Exclusive: Rare Black Wildcat Caught on Film in Africa

Servals are normally tan with black spots, but an unusually dark animal in Kenya surprised photographer Sergio Pitamitz.

For Sergio Pitamitz, seeing a black cat was a stroke of luck.

While leading a photography tour in Lualenyi Camp, a private game reserve near Kenya's Tsavo West National Park, on February 18, Pitamitz noticed a dark spot moving in the grass. His vehicle stopped, and he waited.

Within a few minutes, a jet-black serval—a wildcat with a normally cheetah-like coat—ambled into view of the shocked group before disappearing back into the bush. (Related: "Out of the Shadows, the Wildcats You've Never Seen.")

"When you do wildlife photography, you’re always searching for something rare and strange," says Pitamitz. "It was absolutely incredible."

The animal is melanistic—its genes carry a mutation that creates more dark pigment than light pigment, according to Eduardo Eizirik, a biologist and cat-melanism expert at Pontifical Catholic University of Rio Grande do Sul in Brazil.

Though melanism is common enough among wildcats—it's reported in 13 of the 38 known species—the trait seems to be relatively rare in servals: There are just at several records of black servals in the scientific literature from Kenya and Tanzania, Eizirik says. Additionally, "there are recent unequivocal records" of black servals in Ethiopia, Gabon, and the Central African Republic, according to Luke Hunter, president of Panthera.

In the Black

The most famous melanistic cat is the black panther, an umbrella term that encompasses dark-furred leopards in Asia and Africa and inky jaguars in South America. (Related: "How Much Do You Know About the Real 'Jungle Book' Animals?")

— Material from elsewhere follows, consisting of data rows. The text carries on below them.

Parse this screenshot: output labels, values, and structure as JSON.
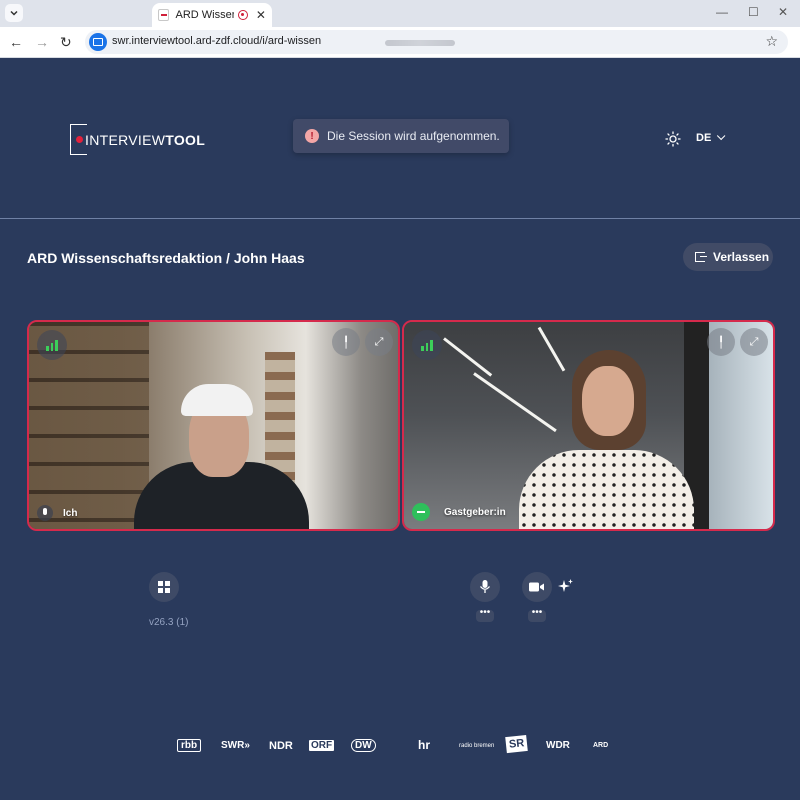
{
  "browser": {
    "tab_title": "ARD Wissenscha",
    "tab_close": "✕",
    "url": "swr.interviewtool.ard-zdf.cloud/i/ard-wissen"
  },
  "app": {
    "logo_prefix": "INTERVIEW",
    "logo_suffix": "TOOL",
    "toast_icon": "!",
    "toast_message": "Die Session wird aufgenommen.",
    "language": "DE",
    "room_title": "ARD Wissenschaftsredaktion / John Haas",
    "leave_label": "Verlassen",
    "version": "v26.3 (1)"
  },
  "tiles": [
    {
      "name": "Ich",
      "signal": "green",
      "border_color": "#d52a4c"
    },
    {
      "name": "Gastgeber:in",
      "signal": "green",
      "border_color": "#d52a4c"
    }
  ],
  "controls": {
    "more_label": "•••"
  },
  "broadcasters": [
    "rbb",
    "SWR»",
    "NDR",
    "ORF",
    "DW",
    "hr",
    "radio bremen",
    "SR",
    "WDR",
    "ARD"
  ],
  "colors": {
    "background": "#2a3a5c",
    "accent_red": "#d52a4c",
    "signal_green": "#3ccf5a",
    "host_green": "#2fbf5b"
  }
}
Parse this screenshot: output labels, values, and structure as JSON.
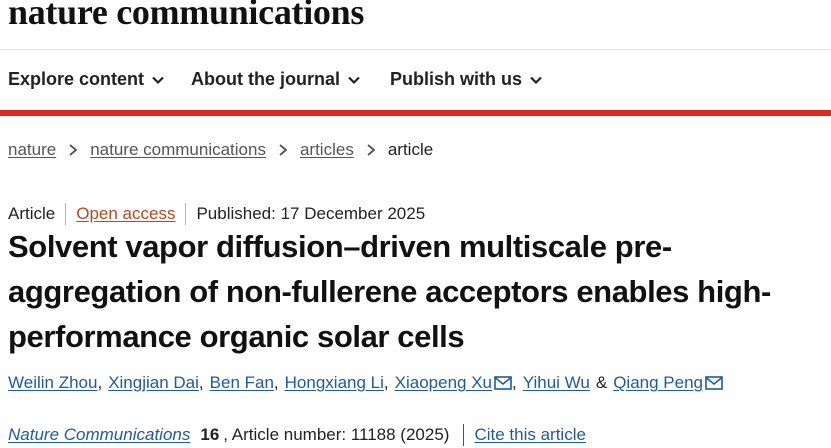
{
  "site": {
    "logo": "nature communications"
  },
  "nav": {
    "items": [
      {
        "label": "Explore content",
        "icon": "chevron-down-icon"
      },
      {
        "label": "About the journal",
        "icon": "chevron-down-icon"
      },
      {
        "label": "Publish with us",
        "icon": "chevron-down-icon"
      }
    ]
  },
  "colors": {
    "accent_red": "#e0291f",
    "link_blue": "#1f5a9e",
    "open_access_orange": "#b2491f"
  },
  "breadcrumb": {
    "items": [
      "nature",
      "nature communications",
      "articles"
    ],
    "current": "article"
  },
  "article": {
    "type": "Article",
    "access": "Open access",
    "published": "Published: 17 December 2025",
    "title": "Solvent vapor diffusion–driven multiscale pre-aggregation of non-fullerene acceptors enables high-performance organic solar cells",
    "authors": [
      "Weilin Zhou",
      "Xingjian Dai",
      "Ben Fan",
      "Hongxiang Li",
      "Xiaopeng Xu",
      "Yihui Wu",
      "Qiang Peng"
    ],
    "author_separator": ",",
    "author_and": "&",
    "journal": "Nature Communications",
    "volume": "16",
    "article_number": ", Article number: 11188 (2025)",
    "cite_label": "Cite this article"
  }
}
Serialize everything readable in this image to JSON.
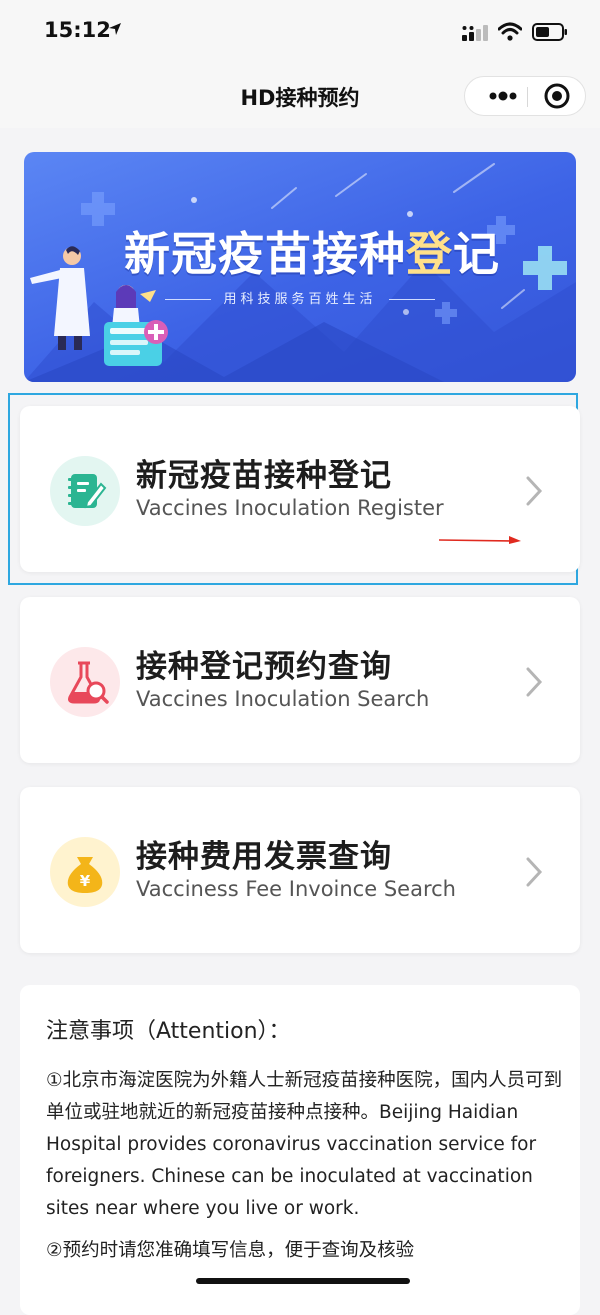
{
  "status_bar": {
    "time": "15:12"
  },
  "nav": {
    "title": "HD接种预约"
  },
  "banner": {
    "title_main": "新冠疫苗接种",
    "title_accent": "登",
    "title_end": "记",
    "subtitle": "用科技服务百姓生活"
  },
  "menu": [
    {
      "cn": "新冠疫苗接种登记",
      "en": "Vaccines Inoculation Register",
      "icon": "notebook-pen-icon",
      "icon_bg": "#e3f6f1",
      "icon_color": "#2bb592"
    },
    {
      "cn": "接种登记预约查询",
      "en": "Vaccines Inoculation Search",
      "icon": "flask-search-icon",
      "icon_bg": "#fde8ea",
      "icon_color": "#e8485a"
    },
    {
      "cn": "接种费用发票查询",
      "en": "Vacciness Fee Invoince Search",
      "icon": "money-bag-icon",
      "icon_bg": "#fff3cf",
      "icon_color": "#f4b519"
    }
  ],
  "attention": {
    "title": "注意事项（Attention）：",
    "items": [
      "①北京市海淀医院为外籍人士新冠疫苗接种医院，国内人员可到单位或驻地就近的新冠疫苗接种点接种。Beijing Haidian Hospital provides coronavirus vaccination service for foreigners. Chinese can be inoculated at vaccination sites near where you live or work.",
      "②预约时请您准确填写信息，便于查询及核验"
    ]
  },
  "colors": {
    "highlight_border": "#2ea7e0",
    "arrow": "#e02a1f",
    "banner_blue": "#3d63e6"
  }
}
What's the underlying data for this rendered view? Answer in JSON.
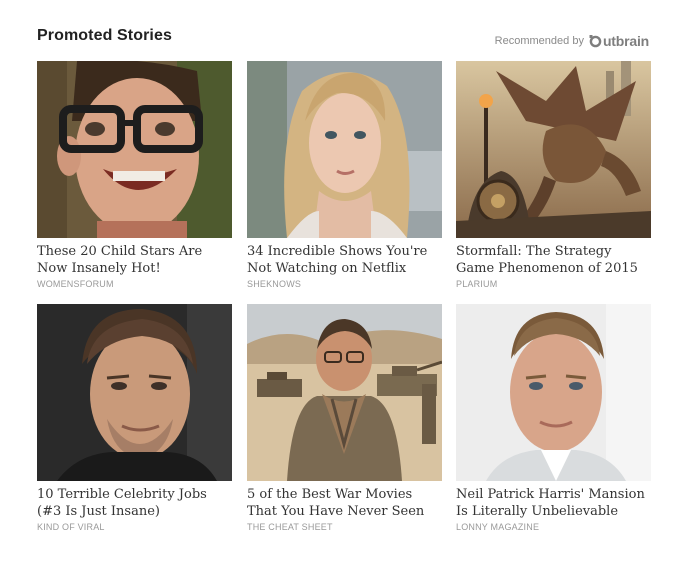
{
  "widget": {
    "title": "Promoted Stories",
    "recommended_label": "Recommended by",
    "brand_name": "utbrain",
    "brand_icon": "outbrain-logo-icon"
  },
  "cards": [
    {
      "headline": "These 20 Child Stars Are Now Insanely Hot!",
      "source": "WOMENSFORUM",
      "image": "smiling-boy-with-glasses"
    },
    {
      "headline": "34 Incredible Shows You're Not Watching on Netflix",
      "source": "SHEKNOWS",
      "image": "blonde-woman-portrait"
    },
    {
      "headline": "Stormfall: The Strategy Game Phenomenon of 2015",
      "source": "PLARIUM",
      "image": "dragon-and-warrior-artwork"
    },
    {
      "headline": "10 Terrible Celebrity Jobs (#3 Is Just Insane)",
      "source": "KIND OF VIRAL",
      "image": "man-portrait-dark-background"
    },
    {
      "headline": "5 of the Best War Movies That You Have Never Seen",
      "source": "THE CHEAT SHEET",
      "image": "soldier-in-desert-with-tanks"
    },
    {
      "headline": "Neil Patrick Harris' Mansion Is Literally Unbelievable",
      "source": "LONNY MAGAZINE",
      "image": "man-portrait-light-background"
    }
  ]
}
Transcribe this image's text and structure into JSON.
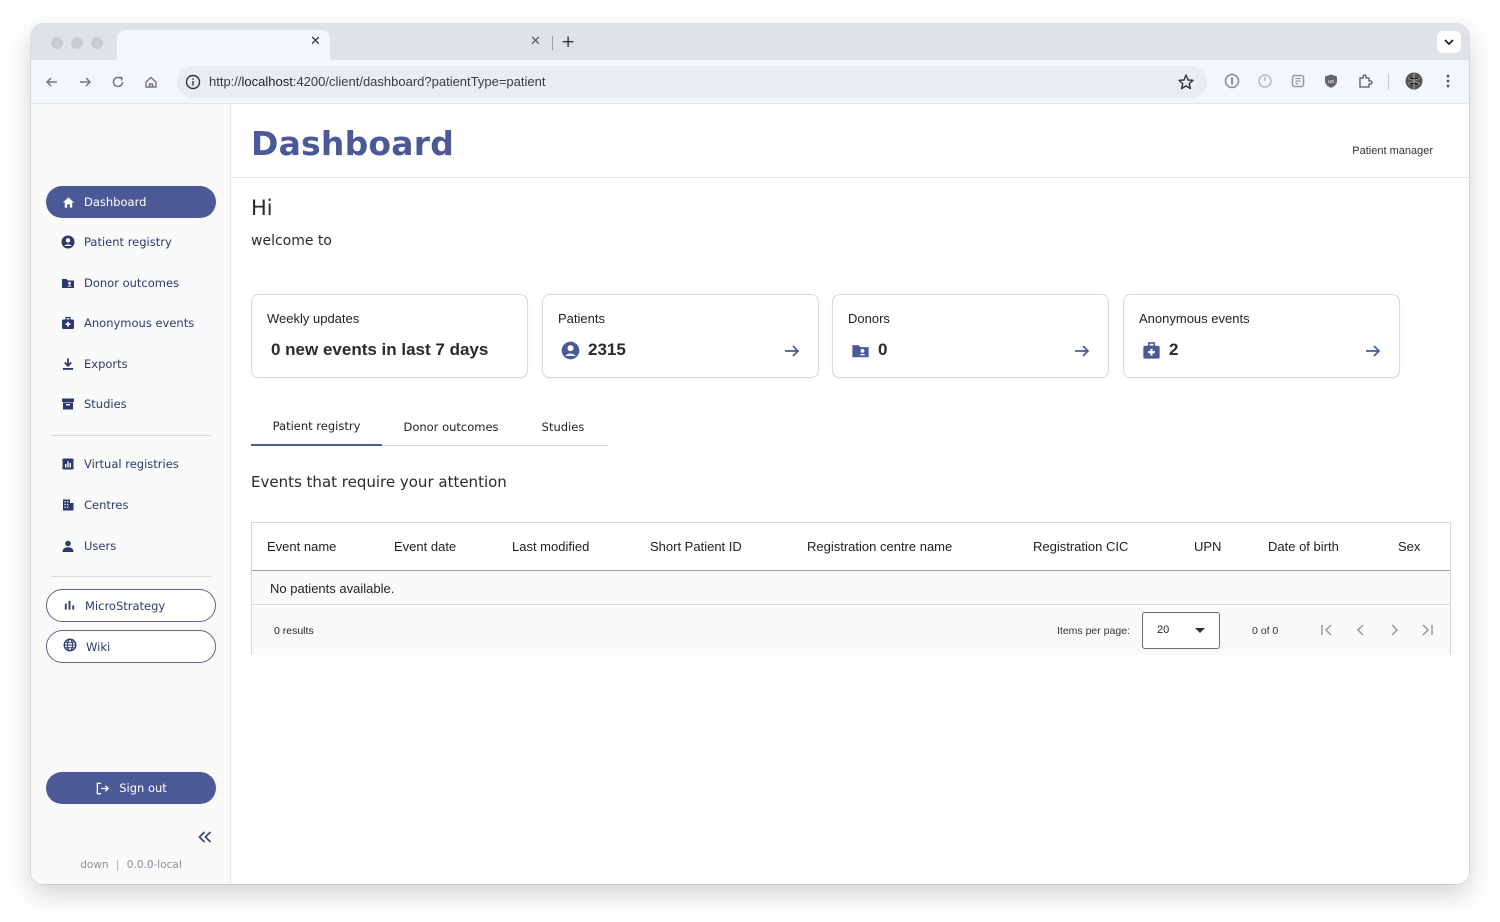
{
  "browser": {
    "url_prefix": "http://",
    "url_host": "localhost",
    "url_rest": ":4200/client/dashboard?patientType=patient"
  },
  "sidebar": {
    "items": [
      {
        "label": "Dashboard",
        "icon": "home-icon",
        "active": true
      },
      {
        "label": "Patient registry",
        "icon": "account-circle-icon"
      },
      {
        "label": "Donor outcomes",
        "icon": "folder-account-icon"
      },
      {
        "label": "Anonymous events",
        "icon": "medical-bag-icon"
      },
      {
        "label": "Exports",
        "icon": "download-icon"
      },
      {
        "label": "Studies",
        "icon": "archive-icon"
      }
    ],
    "items2": [
      {
        "label": "Virtual registries",
        "icon": "chart-box-icon"
      },
      {
        "label": "Centres",
        "icon": "building-icon"
      },
      {
        "label": "Users",
        "icon": "user-icon"
      }
    ],
    "links": [
      {
        "label": "MicroStrategy",
        "icon": "bar-chart-icon"
      },
      {
        "label": "Wiki",
        "icon": "globe-icon"
      }
    ],
    "signout": "Sign out",
    "version_left": "down",
    "version_right": "0.0.0-local"
  },
  "header": {
    "title": "Dashboard",
    "role": "Patient manager"
  },
  "greeting": {
    "hi": "Hi",
    "welcome": "welcome to"
  },
  "cards": [
    {
      "title": "Weekly updates",
      "value": "0 new events in last 7 days",
      "icon": ""
    },
    {
      "title": "Patients",
      "value": "2315",
      "icon": "account-circle-icon"
    },
    {
      "title": "Donors",
      "value": "0",
      "icon": "folder-account-icon"
    },
    {
      "title": "Anonymous events",
      "value": "2",
      "icon": "medical-bag-icon"
    }
  ],
  "tabs": [
    "Patient registry",
    "Donor outcomes",
    "Studies"
  ],
  "section_title": "Events that require your attention",
  "table": {
    "columns": [
      "Event name",
      "Event date",
      "Last modified",
      "Short Patient ID",
      "Registration centre name",
      "Registration CIC",
      "UPN",
      "Date of birth",
      "Sex"
    ],
    "empty": "No patients available."
  },
  "paginator": {
    "results": "0 results",
    "items_per_page_label": "Items per page:",
    "items_per_page": "20",
    "range": "0 of 0"
  },
  "colors": {
    "brand": "#4b5a97"
  }
}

Eizirik and colleagues have discovered eight distinct mutations that lead to melanism in cats, and all seem to have evolved independently. (The puma, or mountain lion, lacks the gene that causes melanism.)

But why melanism evolved in cats is a trickier question.

It's possible that a black coat offers some melanistic cats camouflage as they hunt—especially in dimly lit habitats. For instance, black panthers are plentiful in the dense rain forests of peninsular Malaysia but not in the deserts of Central Asia.

In sunny climes, evolution may have selected against melanism, since a black coat could overheat the animal, Eizirik says. (See "Here Are 7 Cats You Never Knew Existed.")

Though there's no obvious reason for the Kenyan serval to develop melanism, Eizirik suspects the recently seen feline does just fine, laying low by day and hunting at night.

Feline “Owl” on the Prowl

Known as the owls of the cat family, servals are nocturnal hunters that use their oversize ears to pick up on rodents rustling in high grass, says Jim Sanderson, a small-cat expert and program manager at the Texas-based Global Wildlife Conservation.

Servals "can leap very high, and with their long forelegs and sharp claws secure a rodent before they can react," Sanderson says in an email.

Widespread throughout sub-Saharan Africa, the species is not endangered, but its nighttime habits make it seldom seen on safari.

That’s why Pitamitz considers himself doubly fortunate: "You can imagine [how hard it is to see] a serval" during a photo tour, he says. "A black serval is almost impossible."